Tuesday, July 30, 2013

Japan's industrial production drops at the fastest pace since the Fukushima disaster

Japan experienced a surprisingly strong decline in industrial production in June, which many view as temporary.

Japan Industrial Production (source: Econoday.com)

The Japan Times: - Industrial production fell in June by the most since March 2011, when the Great East Japan Earthquake and tsunami struck, as automakers cut output after a gain the previous month.

Output declined 3.3 percent in June from May, the Ministry of Economy, Trade and Industry said Tuesday, marking a steeper fall than any economist forecast in a Bloomberg survey in which the median of 29 estimates was for a 1.5 percent drop.

In May, output climbed the most since December 2011. Production slid 4.8 percent in June from a year earlier.

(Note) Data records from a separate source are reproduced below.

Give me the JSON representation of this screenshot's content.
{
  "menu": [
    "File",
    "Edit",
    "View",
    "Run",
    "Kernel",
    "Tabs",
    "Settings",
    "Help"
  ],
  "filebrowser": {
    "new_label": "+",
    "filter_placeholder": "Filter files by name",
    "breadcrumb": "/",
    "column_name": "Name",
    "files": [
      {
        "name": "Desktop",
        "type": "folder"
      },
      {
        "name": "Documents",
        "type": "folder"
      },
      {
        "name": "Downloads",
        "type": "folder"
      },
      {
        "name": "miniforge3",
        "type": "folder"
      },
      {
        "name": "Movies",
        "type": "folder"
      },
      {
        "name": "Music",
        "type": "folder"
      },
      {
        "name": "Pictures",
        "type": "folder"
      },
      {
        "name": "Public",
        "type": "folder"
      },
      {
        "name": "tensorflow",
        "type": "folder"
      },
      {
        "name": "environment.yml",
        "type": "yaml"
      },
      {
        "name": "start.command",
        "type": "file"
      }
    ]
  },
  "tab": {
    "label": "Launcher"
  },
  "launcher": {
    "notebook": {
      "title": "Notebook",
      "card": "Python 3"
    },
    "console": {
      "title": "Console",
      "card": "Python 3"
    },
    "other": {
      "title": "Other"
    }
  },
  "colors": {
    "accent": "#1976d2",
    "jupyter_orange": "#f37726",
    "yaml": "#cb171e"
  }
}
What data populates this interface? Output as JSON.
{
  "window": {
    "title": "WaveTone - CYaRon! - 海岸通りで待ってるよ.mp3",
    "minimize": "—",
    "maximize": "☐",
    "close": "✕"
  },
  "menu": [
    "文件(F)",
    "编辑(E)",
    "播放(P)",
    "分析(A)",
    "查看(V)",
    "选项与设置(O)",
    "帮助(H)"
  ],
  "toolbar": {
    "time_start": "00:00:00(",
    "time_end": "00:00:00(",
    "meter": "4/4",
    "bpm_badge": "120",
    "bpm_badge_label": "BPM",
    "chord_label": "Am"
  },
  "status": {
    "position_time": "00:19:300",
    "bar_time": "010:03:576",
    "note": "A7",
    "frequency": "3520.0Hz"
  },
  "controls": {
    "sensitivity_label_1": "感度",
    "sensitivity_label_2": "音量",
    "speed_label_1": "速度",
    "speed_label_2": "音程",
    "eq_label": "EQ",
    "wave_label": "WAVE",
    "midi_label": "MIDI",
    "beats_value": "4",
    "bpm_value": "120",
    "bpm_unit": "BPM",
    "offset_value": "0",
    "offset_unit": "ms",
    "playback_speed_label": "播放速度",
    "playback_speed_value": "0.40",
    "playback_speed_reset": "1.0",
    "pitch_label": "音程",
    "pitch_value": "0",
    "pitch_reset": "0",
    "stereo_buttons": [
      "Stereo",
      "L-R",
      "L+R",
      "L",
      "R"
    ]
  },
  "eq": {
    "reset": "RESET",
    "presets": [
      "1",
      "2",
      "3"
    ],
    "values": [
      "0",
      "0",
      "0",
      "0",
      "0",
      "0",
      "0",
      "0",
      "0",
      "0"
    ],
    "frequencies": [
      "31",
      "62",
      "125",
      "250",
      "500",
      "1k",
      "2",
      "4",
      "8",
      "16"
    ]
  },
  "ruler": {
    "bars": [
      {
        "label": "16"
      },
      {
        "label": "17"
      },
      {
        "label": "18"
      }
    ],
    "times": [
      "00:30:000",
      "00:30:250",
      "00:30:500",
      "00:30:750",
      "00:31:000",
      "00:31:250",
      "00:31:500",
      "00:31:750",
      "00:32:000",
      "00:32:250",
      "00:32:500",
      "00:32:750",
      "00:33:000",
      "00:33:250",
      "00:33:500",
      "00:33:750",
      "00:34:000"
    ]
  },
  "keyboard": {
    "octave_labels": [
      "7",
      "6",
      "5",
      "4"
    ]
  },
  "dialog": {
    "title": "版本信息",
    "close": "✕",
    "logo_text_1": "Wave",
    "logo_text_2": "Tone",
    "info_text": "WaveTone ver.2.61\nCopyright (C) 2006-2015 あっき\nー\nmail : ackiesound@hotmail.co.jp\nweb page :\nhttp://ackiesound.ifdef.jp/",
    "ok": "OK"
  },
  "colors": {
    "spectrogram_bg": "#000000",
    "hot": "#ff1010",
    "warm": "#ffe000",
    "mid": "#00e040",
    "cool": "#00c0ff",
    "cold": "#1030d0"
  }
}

Tuesday’s report adds to the challenges facing Prime Minister Shinzo Abe, who must decide whether to proceed with the consumption tax increase even though it could slow down a rebound in the economy. Weakening production would undermine his calls for higher wages to bolster his reflation efforts after temporary boosts from monetary and fiscal stimulus.
Indeed this adds to the concerns described earlier (see post). Japan's new government needs to improve wage growth in order to keep up with rising prices. Without stable pay increases - which have been declining for years in large part due to demographics and Japan Inc.'s approach to cost adjustments - reaching sustainable inflation rate will be difficult. Yet higher wages could also reduce the competitiveness of Japanese companies. That is why this sudden drop in industrial production, if not corrected in July, could become an issue.

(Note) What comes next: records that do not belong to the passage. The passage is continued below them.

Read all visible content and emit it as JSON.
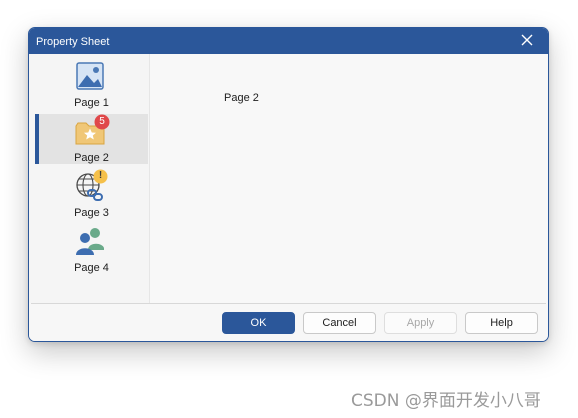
{
  "window": {
    "title": "Property Sheet"
  },
  "colors": {
    "accent": "#2b579a",
    "badge": "#e0484a",
    "warning": "#f5c04a"
  },
  "sidebar": {
    "items": [
      {
        "label": "Page 1",
        "icon": "image-icon",
        "selected": false
      },
      {
        "label": "Page 2",
        "icon": "star-folder-icon",
        "selected": true,
        "badge": "5"
      },
      {
        "label": "Page 3",
        "icon": "globe-link-icon",
        "selected": false,
        "badge": "!"
      },
      {
        "label": "Page 4",
        "icon": "users-icon",
        "selected": false
      }
    ]
  },
  "content": {
    "page_label": "Page 2"
  },
  "buttons": {
    "ok": "OK",
    "cancel": "Cancel",
    "apply": "Apply",
    "help": "Help"
  },
  "watermark": "CSDN @界面开发小八哥"
}
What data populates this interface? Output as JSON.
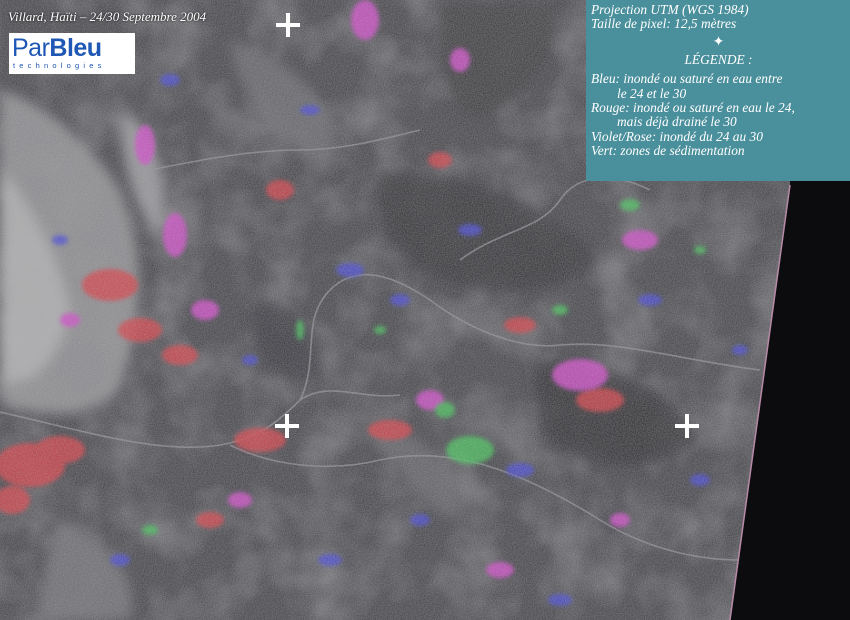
{
  "map_title": "Villard, Haïti – 24/30 Septembre 2004",
  "logo": {
    "name_part1": "Par",
    "name_part2": "Bleu",
    "subtitle": "technologies"
  },
  "legend": {
    "projection": "Projection UTM (WGS 1984)",
    "pixel_size": "Taille de pixel: 12,5 mètres",
    "north_symbol": "✦",
    "heading": "LÉGENDE :",
    "items": [
      {
        "line1": "Bleu: inondé ou saturé en eau entre",
        "line2": "le 24 et le 30"
      },
      {
        "line1": "Rouge: inondé ou saturé en eau le 24,",
        "line2": "mais déjà drainé le 30"
      },
      {
        "line1": "Violet/Rose: inondé du 24 au 30",
        "line2": ""
      },
      {
        "line1": "Vert: zones de sédimentation",
        "line2": ""
      }
    ]
  },
  "colors": {
    "legend_background": "#4a8f9c",
    "blue_flooded": "#3a3ad8",
    "red_drained": "#d8303a",
    "violet_persistent": "#d040c8",
    "green_sediment": "#38c050",
    "logo_blue": "#1f57b5"
  },
  "markers": [
    "cross-top",
    "cross-center",
    "cross-right"
  ]
}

Update: This morning the report on July Markit Manufacturing PMI for Japan came out. Once again, the number was surprisingly weak.

Source: Econoday
Markit: - “After a promising Q2, Japan’s manufacturing expansion slowed in July. The decelerating growth of output and new orders, combined with falling employment, painted a less encouraging picture than that indicated by previous surveys. Nevertheless, July marked the fifth consecutive month of expansion in the manufacturing sector.

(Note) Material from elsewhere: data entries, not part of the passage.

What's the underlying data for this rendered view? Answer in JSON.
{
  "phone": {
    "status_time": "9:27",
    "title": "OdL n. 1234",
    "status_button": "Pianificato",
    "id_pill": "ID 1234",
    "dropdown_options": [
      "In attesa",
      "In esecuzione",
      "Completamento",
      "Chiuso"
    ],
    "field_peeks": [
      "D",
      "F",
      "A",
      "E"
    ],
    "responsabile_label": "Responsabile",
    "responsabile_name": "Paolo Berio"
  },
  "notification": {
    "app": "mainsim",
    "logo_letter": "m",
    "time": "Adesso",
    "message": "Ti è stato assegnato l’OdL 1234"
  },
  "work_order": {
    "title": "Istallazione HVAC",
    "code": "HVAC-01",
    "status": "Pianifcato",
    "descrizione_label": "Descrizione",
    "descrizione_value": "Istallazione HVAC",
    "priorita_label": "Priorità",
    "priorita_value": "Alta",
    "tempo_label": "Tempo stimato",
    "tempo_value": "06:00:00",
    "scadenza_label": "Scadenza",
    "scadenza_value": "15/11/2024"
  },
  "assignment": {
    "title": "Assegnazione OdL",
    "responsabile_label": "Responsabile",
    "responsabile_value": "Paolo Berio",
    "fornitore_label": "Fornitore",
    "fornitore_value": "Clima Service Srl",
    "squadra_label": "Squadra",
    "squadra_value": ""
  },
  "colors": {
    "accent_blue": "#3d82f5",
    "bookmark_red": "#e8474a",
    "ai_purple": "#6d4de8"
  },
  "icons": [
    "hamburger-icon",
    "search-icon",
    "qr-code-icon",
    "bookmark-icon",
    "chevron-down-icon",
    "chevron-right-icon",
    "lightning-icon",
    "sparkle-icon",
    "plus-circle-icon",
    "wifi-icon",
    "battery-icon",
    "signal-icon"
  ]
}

“The weakness of the yen continued to act as a mixed blessing for Japanese producers; with exporters benefiting from improved international competitiveness, but importers suffering as their input costs continued to rise.”
Now that we have some indications about July, maybe the drop in June industrial output wasn't just a temporary blip. The Nikkei dropped 200 points in response as investors begin to reassess the sustainability of the recent pace of growth.